A couple of differences

  1. Using an async delegate inside Task.Run means that you actually run a Task<Task>. This is hidden from you by the fact that Task.Run is async aware and unwraps the inner task for you, something that Task.Factory.StartNew didn't do
  2. When you use an async delegate with Task.Run, you create a new thread, then yield control once you hit await Task.Delay. The continuation will run on an arbitrary thread-pool thread. Additionaly, the delegate is transformed into a state-machine by the compiler.

    With the normal delegate, you create a thread, synchronously block it for 5 seconds, and then continue at the point you left off. No state-machines, no yielding.


So, even if it yields with an await on Task.Delay, what is the use in this scenario, since the thread is anyways a isolated thread not used for anything else and even if it just uses Thread.Sleep, the thread would still context switch to yield to other threads for the processor.

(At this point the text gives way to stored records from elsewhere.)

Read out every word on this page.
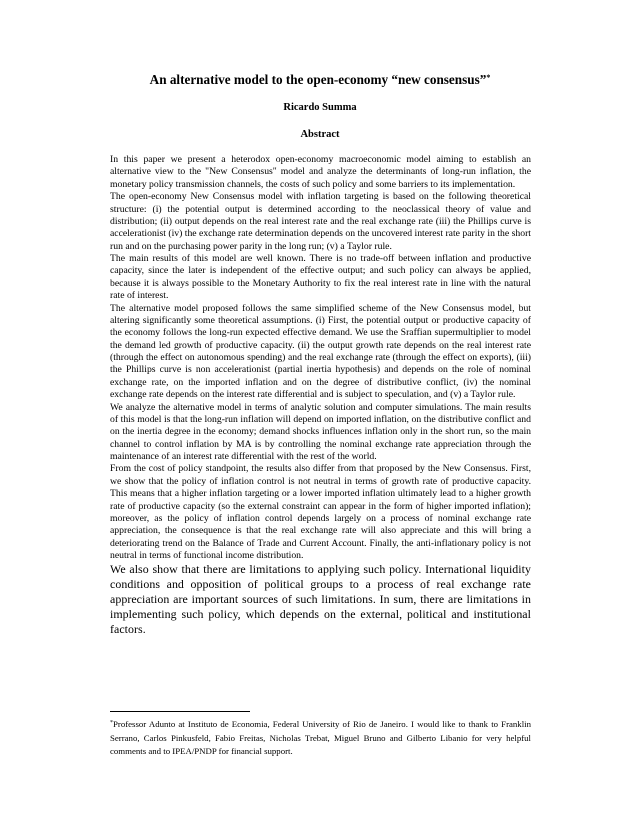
An alternative model to the open-economy “new consensus”*
Ricardo Summa
Abstract

In this paper we present a heterodox open-economy macroeconomic model aiming to establish an alternative view to the "New Consensus" model and analyze the determinants of long-run inflation, the monetary policy transmission channels, the costs of such policy and some barriers to its implementation.

The open-economy New Consensus model with inflation targeting is based on the following theoretical structure: (i) the potential output is determined according to the neoclassical theory of value and distribution; (ii) output depends on the real interest rate and the real exchange rate (iii) the Phillips curve is accelerationist (iv) the exchange rate determination depends on the uncovered interest rate parity in the short run and on the purchasing power parity in the long run; (v) a Taylor rule.

The main results of this model are well known. There is no trade-off between inflation and productive capacity, since the later is independent of the effective output; and such policy can always be applied, because it is always possible to the Monetary Authority to fix the real interest rate in line with the natural rate of interest.

The alternative model proposed follows the same simplified scheme of the New Consensus model, but altering significantly some theoretical assumptions. (i) First, the potential output or productive capacity of the economy follows the long-run expected effective demand. We use the Sraffian supermultiplier to model the demand led growth of productive capacity. (ii) the output growth rate depends on the real interest rate (through the effect on autonomous spending) and the real exchange rate (through the effect on exports), (iii) the Phillips curve is non accelerationist (partial inertia hypothesis) and depends on the role of nominal exchange rate, on the imported inflation and on the degree of distributive conflict, (iv) the nominal exchange rate depends on the interest rate differential and is subject to speculation, and (v) a Taylor rule.

We analyze the alternative model in terms of analytic solution and computer simulations. The main results of this model is that the long-run inflation will depend on imported inflation, on the distributive conflict and on the inertia degree in the economy; demand shocks influences inflation only in the short run, so the main channel to control inflation by MA is by controlling the nominal exchange rate appreciation through the maintenance of an interest rate differential with the rest of the world.

From the cost of policy standpoint, the results also differ from that proposed by the New Consensus. First, we show that the policy of inflation control is not neutral in terms of growth rate of productive capacity. This means that a higher inflation targeting or a lower imported inflation ultimately lead to a higher growth rate of productive capacity (so the external constraint can appear in the form of higher imported inflation); moreover, as the policy of inflation control depends largely on a process of nominal exchange rate appreciation, the consequence is that the real exchange rate will also appreciate and this will bring a deteriorating trend on the Balance of Trade and Current Account. Finally, the anti-inflationary policy is not neutral in terms of functional income distribution.

We also show that there are limitations to applying such policy. International liquidity conditions and opposition of political groups to a process of real exchange rate appreciation are important sources of such limitations. In sum, there are limitations in implementing such policy, which depends on the external, political and institutional factors.

*Professor Adunto at Instituto de Economia, Federal University of Rio de Janeiro. I would like to thank to Franklin Serrano, Carlos Pinkusfeld, Fabio Freitas, Nicholas Trebat, Miguel Bruno and Gilberto Libanio for very helpful comments and to IPEA/PNDP for financial support.
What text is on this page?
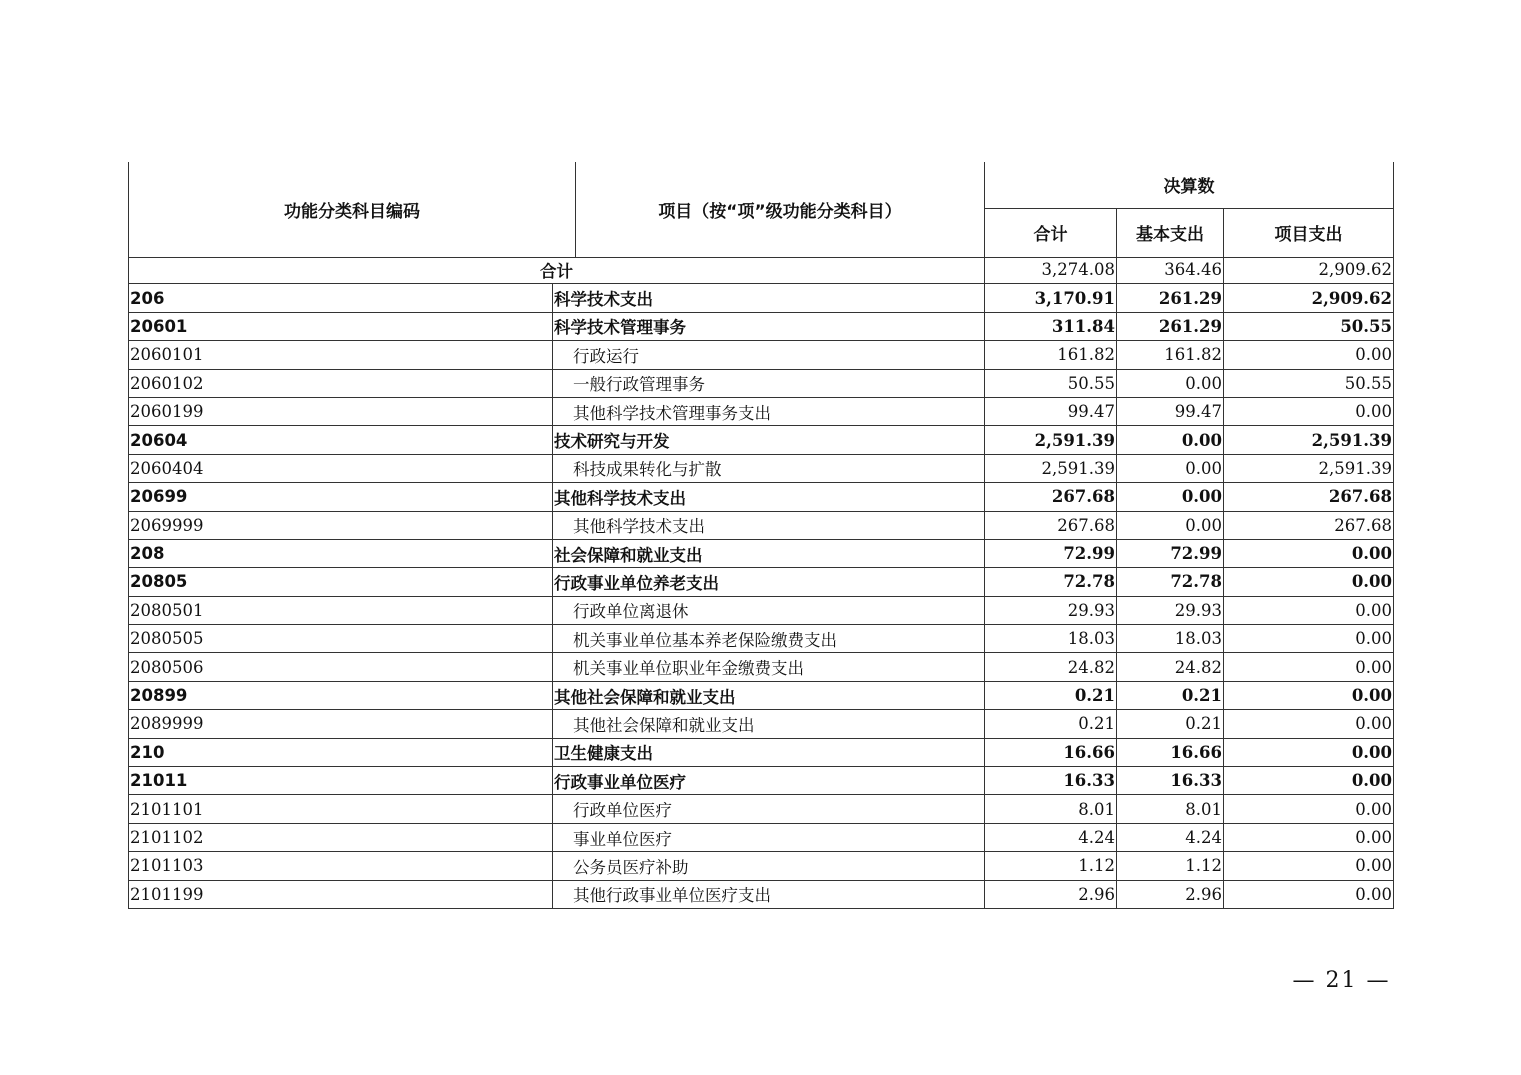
功能分类科目编码	项目（按“项”级功能分类科目）	决算数		
		合计	基本支出	项目支出
合计		3,274.08	364.46	2,909.62
206	科学技术支出	3,170.91	261.29	2,909.62
20601	科学技术管理事务	311.84	261.29	50.55
2060101	行政运行	161.82	161.82	0.00
2060102	一般行政管理事务	50.55	0.00	50.55
2060199	其他科学技术管理事务支出	99.47	99.47	0.00
20604	技术研究与开发	2,591.39	0.00	2,591.39
2060404	科技成果转化与扩散	2,591.39	0.00	2,591.39
20699	其他科学技术支出	267.68	0.00	267.68
2069999	其他科学技术支出	267.68	0.00	267.68
208	社会保障和就业支出	72.99	72.99	0.00
20805	行政事业单位养老支出	72.78	72.78	0.00
2080501	行政单位离退休	29.93	29.93	0.00
2080505	机关事业单位基本养老保险缴费支出	18.03	18.03	0.00
2080506	机关事业单位职业年金缴费支出	24.82	24.82	0.00
20899	其他社会保障和就业支出	0.21	0.21	0.00
2089999	其他社会保障和就业支出	0.21	0.21	0.00
210	卫生健康支出	16.66	16.66	0.00
21011	行政事业单位医疗	16.33	16.33	0.00
2101101	行政单位医疗	8.01	8.01	0.00
2101102	事业单位医疗	4.24	4.24	0.00
2101103	公务员医疗补助	1.12	1.12	0.00
2101199	其他行政事业单位医疗支出	2.96	2.96	0.00
— 21 —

The use of async with Task.Run can be when you want to do both CPU and IO bound work, all in a dedicated thread. You're right in thinking that after the async delegate yields, it returns on an arbitrary thread. Though, if you hadn't used Task.Run, and the async method executed from a thread that had a custom synchronization context attached (such as WinformsSynchronizationContext), any work after the await would yield back to the UI message loop, unless you used ConfigureAwait(false).

To tell the truth, I haven't seen that many scenarios where Task.Run and async are used correctly. But it does make sense at times.